Tolmezzo, il caso della dirigente Mecchia finirà sul tavolo del Ministro dell’Istruzione

“Legge Anticorruzione o Spersonalizzazione di qualsiasi rapporto umano?”. Se lo chiede il vicepresidente del Consiglio Regionale Stefano Mazzolini riguardo l’applicazione della legge detta Anticorruzione che rischia di cadere sulla testa della dirigente dell’Istituto Solari di Tolmezzo Manuela Mecchia.

“Questa dirigente, che oltre a essersi dimostrata molto competente, ha rivestito un ruolo fondamentale nello sviluppo dell’Istituto, nei collegamenti con il mondo del lavoro e soprattutto si è spesa enormemente per il futuro dei nostri ragazzi, non è giusto venga spostata in altra realtà – continua Mazzolini -. Teniamoci strette le persone competenti che hanno voglia di fare. Oltre ai tanti genitori, agli insegnanti preoccupati, sono gli stessi ragazzi che mi fermano per strada e mi chiedono di fare qualcosa. Personalmente, mi sto muovendo in sintonia con il Senatore Mario Pittoni, responsabile del Dipartimento Istruzione della Lega e vicepresidente della commissione Cultura del Senato, che ha interessato della questione direttamente il ministero dell’Istruzione. Abbiamo portato all’attenzione dei vertici nazionali della scuola l’appello dell’intera comunità carnica a verificare la possibilità di consentire alla dirigente di proseguire il suo impegno per il bene dei nostri ragazzi, della loro cultura e del loro inserimento nel mondo lavorativo”.

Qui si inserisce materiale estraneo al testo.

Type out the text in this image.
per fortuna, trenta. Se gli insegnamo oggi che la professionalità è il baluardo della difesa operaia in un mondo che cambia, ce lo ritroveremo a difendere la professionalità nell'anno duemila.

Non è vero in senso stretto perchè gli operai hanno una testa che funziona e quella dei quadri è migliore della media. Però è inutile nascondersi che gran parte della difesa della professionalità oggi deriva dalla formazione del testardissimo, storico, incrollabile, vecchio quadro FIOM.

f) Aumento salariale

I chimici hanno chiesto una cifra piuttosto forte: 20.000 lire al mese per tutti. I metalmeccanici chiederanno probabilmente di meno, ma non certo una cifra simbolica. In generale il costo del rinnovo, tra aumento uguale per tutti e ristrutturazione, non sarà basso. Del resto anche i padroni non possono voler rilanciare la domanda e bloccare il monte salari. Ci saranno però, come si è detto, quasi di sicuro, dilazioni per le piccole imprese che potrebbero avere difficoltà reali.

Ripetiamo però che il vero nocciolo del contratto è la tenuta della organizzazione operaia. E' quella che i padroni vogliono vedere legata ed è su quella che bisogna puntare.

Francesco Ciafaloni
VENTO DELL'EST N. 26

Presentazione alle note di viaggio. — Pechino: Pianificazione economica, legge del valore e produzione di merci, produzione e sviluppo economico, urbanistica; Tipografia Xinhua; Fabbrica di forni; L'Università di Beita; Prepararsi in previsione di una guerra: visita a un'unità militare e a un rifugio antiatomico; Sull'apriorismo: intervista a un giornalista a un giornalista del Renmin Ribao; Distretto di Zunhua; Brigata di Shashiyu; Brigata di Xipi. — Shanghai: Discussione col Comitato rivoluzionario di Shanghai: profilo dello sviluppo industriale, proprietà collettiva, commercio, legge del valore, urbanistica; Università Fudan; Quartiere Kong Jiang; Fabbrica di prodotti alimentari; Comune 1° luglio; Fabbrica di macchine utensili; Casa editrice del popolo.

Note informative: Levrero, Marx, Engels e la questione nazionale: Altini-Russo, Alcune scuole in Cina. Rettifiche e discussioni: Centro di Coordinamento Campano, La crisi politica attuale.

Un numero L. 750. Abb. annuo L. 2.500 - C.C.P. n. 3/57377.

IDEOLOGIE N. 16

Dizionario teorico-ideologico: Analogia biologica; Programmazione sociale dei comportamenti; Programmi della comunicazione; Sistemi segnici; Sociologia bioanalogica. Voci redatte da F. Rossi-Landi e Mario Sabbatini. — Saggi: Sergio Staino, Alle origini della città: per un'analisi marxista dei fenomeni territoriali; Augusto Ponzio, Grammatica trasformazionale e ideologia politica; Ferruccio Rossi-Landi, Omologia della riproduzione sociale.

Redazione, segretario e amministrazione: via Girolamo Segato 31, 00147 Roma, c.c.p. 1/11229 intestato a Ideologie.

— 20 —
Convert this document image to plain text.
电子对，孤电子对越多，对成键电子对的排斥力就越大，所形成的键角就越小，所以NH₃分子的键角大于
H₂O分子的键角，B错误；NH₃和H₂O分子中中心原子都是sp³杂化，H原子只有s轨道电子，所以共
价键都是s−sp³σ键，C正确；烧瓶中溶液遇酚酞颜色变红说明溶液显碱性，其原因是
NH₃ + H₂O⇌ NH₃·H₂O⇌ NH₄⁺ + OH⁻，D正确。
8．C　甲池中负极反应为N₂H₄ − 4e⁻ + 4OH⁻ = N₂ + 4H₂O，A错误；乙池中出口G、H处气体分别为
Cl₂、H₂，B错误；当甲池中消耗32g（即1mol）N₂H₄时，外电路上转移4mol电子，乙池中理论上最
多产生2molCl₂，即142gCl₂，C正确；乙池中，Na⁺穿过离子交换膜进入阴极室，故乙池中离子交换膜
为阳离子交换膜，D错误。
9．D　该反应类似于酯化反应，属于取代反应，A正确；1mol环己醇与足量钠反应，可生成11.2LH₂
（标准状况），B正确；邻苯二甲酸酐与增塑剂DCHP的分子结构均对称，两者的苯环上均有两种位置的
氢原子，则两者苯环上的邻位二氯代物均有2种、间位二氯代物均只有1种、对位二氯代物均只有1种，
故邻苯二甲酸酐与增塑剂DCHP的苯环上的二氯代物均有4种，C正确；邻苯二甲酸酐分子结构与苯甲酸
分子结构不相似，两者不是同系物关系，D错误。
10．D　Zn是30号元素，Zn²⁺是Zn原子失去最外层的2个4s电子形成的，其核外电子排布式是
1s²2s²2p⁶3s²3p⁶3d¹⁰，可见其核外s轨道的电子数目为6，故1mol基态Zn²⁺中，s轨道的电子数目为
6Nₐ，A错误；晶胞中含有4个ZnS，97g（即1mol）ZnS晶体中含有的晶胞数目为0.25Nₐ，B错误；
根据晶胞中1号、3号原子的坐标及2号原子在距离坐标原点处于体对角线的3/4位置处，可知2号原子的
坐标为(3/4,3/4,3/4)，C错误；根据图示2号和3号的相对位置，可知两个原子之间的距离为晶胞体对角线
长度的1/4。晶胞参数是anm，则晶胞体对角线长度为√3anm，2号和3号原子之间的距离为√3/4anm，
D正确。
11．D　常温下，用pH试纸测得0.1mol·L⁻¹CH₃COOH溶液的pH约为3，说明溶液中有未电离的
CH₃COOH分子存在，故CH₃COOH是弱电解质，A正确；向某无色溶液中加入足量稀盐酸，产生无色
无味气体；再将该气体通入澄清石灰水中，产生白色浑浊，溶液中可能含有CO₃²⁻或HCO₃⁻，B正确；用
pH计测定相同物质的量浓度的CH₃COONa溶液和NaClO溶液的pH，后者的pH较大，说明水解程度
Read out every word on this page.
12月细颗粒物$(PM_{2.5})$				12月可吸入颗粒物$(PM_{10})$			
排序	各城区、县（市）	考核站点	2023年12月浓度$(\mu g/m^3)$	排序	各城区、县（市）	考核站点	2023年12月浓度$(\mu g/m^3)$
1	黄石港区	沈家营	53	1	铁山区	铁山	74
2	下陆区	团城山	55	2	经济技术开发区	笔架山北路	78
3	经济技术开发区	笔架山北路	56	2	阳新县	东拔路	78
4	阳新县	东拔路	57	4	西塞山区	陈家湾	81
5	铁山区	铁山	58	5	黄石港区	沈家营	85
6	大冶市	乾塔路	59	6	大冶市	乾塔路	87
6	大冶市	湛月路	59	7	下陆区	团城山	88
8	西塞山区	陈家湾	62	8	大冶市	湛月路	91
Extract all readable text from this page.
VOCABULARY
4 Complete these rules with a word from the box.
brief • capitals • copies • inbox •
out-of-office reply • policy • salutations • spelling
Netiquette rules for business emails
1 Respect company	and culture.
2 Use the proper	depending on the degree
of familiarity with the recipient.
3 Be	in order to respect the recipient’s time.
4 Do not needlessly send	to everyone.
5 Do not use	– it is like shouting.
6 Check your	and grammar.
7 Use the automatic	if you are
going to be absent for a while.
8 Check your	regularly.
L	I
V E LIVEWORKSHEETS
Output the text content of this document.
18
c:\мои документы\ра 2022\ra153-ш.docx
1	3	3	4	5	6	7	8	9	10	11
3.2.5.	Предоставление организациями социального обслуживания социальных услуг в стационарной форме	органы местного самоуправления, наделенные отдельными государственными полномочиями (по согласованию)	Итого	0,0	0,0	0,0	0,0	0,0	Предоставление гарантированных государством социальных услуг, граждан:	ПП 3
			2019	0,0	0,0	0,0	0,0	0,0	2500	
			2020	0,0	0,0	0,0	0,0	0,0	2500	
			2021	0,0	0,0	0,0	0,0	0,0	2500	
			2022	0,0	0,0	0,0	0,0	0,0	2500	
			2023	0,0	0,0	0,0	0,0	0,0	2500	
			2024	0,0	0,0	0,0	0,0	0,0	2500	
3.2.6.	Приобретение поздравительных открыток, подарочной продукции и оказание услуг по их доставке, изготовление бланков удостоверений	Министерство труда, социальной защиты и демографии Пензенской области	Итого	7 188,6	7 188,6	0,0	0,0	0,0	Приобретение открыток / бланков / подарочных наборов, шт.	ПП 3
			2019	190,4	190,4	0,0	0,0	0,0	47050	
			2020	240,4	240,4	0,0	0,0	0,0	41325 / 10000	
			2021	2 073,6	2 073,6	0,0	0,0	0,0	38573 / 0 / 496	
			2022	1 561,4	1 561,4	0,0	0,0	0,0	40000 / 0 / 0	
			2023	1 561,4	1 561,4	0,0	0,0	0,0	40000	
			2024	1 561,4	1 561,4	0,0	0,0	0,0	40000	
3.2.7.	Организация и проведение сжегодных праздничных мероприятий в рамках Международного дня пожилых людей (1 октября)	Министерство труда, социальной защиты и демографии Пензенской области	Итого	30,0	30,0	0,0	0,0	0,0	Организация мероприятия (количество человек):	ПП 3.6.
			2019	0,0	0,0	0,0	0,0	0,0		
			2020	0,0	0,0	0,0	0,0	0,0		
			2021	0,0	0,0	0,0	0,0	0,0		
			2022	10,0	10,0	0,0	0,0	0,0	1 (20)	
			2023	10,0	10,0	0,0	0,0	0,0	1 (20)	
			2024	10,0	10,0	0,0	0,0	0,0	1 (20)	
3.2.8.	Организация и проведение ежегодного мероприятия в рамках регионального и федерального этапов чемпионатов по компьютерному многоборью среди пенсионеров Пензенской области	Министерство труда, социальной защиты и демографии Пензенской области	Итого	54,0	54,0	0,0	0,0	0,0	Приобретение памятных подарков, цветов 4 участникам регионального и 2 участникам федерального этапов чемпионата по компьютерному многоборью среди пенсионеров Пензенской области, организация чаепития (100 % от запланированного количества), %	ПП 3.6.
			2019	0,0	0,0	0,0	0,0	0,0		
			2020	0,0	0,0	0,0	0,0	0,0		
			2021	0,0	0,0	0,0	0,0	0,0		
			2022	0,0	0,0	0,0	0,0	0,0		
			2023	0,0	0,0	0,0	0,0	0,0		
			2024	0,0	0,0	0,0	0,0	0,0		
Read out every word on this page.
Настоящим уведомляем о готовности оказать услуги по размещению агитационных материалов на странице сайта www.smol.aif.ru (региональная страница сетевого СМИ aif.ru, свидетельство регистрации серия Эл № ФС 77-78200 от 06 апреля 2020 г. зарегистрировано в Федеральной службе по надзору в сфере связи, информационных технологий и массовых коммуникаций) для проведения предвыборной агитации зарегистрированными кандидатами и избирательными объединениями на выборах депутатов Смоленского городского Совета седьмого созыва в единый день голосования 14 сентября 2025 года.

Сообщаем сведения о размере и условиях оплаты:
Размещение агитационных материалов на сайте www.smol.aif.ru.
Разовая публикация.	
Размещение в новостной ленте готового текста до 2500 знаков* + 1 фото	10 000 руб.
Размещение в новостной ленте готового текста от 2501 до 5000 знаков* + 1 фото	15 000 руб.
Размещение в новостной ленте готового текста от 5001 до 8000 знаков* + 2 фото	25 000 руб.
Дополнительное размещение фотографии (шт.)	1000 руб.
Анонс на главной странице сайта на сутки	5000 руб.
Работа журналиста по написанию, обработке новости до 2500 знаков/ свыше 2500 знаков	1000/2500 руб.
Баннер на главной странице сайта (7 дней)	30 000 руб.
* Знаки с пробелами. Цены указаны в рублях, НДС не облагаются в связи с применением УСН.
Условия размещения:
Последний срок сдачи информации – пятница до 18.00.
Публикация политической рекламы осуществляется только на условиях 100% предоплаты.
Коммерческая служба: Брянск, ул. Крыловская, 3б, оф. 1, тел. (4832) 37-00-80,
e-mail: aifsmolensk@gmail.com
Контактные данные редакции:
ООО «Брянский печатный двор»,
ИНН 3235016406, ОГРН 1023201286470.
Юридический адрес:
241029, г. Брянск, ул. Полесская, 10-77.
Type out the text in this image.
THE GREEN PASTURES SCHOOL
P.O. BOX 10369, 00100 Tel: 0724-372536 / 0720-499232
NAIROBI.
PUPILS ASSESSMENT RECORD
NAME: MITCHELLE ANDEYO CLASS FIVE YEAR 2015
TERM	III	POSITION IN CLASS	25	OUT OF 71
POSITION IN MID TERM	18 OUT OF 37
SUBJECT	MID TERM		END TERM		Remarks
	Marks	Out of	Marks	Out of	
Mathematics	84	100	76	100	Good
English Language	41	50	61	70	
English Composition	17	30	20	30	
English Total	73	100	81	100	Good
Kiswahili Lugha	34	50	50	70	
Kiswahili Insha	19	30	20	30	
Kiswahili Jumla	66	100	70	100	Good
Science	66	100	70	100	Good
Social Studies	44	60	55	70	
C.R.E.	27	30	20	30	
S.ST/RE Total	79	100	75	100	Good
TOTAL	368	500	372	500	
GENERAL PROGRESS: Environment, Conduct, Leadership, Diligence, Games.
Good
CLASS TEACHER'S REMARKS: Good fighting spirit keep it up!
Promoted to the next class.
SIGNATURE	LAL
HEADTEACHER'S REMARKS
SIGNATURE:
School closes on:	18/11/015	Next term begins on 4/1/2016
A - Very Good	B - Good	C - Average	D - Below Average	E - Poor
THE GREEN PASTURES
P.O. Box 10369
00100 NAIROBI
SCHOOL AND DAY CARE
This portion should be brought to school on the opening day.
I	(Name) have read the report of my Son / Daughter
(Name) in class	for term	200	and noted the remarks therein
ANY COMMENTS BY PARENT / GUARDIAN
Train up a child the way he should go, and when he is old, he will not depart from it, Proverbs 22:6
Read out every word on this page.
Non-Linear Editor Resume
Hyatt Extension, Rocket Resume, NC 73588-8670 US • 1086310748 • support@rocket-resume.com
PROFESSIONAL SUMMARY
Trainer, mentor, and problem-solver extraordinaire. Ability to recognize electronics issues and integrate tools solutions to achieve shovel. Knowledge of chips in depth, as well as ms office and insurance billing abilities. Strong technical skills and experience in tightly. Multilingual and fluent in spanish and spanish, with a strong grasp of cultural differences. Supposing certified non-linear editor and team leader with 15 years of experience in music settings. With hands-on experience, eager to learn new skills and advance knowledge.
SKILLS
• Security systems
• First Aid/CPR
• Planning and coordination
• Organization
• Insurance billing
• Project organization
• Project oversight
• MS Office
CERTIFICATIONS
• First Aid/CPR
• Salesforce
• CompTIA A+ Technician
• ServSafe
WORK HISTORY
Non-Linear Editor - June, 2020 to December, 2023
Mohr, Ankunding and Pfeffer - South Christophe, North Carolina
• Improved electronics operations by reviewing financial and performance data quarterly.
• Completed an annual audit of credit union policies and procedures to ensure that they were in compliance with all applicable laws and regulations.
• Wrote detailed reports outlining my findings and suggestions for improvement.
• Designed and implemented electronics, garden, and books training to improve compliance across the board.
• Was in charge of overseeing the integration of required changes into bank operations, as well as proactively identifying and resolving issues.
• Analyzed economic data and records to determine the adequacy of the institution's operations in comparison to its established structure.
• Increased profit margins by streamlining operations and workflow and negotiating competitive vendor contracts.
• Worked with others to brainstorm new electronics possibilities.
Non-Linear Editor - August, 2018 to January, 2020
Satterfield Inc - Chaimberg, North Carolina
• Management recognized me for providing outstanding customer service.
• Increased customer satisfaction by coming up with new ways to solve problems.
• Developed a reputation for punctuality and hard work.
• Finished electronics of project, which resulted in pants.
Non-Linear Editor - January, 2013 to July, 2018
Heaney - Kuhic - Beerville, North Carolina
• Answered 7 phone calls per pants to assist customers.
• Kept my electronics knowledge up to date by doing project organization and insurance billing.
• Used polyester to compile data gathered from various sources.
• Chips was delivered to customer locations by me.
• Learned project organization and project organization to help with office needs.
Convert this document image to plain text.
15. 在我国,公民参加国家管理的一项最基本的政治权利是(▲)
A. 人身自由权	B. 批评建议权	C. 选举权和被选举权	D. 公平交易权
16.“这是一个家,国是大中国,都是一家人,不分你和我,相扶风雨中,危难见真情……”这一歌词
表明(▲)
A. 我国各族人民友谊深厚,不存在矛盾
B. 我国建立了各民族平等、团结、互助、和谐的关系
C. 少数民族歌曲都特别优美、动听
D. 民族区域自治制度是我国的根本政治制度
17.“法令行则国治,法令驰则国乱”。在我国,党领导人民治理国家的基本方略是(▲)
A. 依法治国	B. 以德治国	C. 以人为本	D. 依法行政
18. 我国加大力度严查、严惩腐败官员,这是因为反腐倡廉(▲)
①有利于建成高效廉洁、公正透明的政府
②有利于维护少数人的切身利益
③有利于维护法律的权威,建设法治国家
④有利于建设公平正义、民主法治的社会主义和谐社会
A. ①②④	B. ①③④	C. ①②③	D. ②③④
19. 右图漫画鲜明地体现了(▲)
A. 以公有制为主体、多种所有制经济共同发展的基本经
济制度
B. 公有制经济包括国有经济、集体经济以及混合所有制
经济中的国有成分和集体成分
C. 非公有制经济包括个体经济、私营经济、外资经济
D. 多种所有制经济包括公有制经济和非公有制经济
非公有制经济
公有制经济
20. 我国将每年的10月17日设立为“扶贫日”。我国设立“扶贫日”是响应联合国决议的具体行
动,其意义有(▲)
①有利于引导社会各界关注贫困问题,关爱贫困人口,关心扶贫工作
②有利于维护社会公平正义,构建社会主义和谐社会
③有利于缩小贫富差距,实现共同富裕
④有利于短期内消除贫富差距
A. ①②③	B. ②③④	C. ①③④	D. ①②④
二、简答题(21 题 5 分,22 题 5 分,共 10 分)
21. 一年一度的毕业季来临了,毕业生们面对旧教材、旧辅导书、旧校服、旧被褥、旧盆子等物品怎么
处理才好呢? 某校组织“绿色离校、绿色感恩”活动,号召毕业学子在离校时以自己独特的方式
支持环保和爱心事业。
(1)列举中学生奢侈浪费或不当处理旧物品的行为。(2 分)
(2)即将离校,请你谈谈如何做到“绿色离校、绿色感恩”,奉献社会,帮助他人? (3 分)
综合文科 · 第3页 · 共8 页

“Questa norma, così come rischia di essere applicata, può creare un grave danno alla nostra comunità. Quale è la ratio mi chiedo? Educare non è riempire un secchio ma accendere un fuoco e se spersonalizziamo anche l’educazione, da qui a breve, a educare i nostri ragazzi non saranno più insegnanti competenti e appassionati ma grigi robot”, conclude Mazzolini.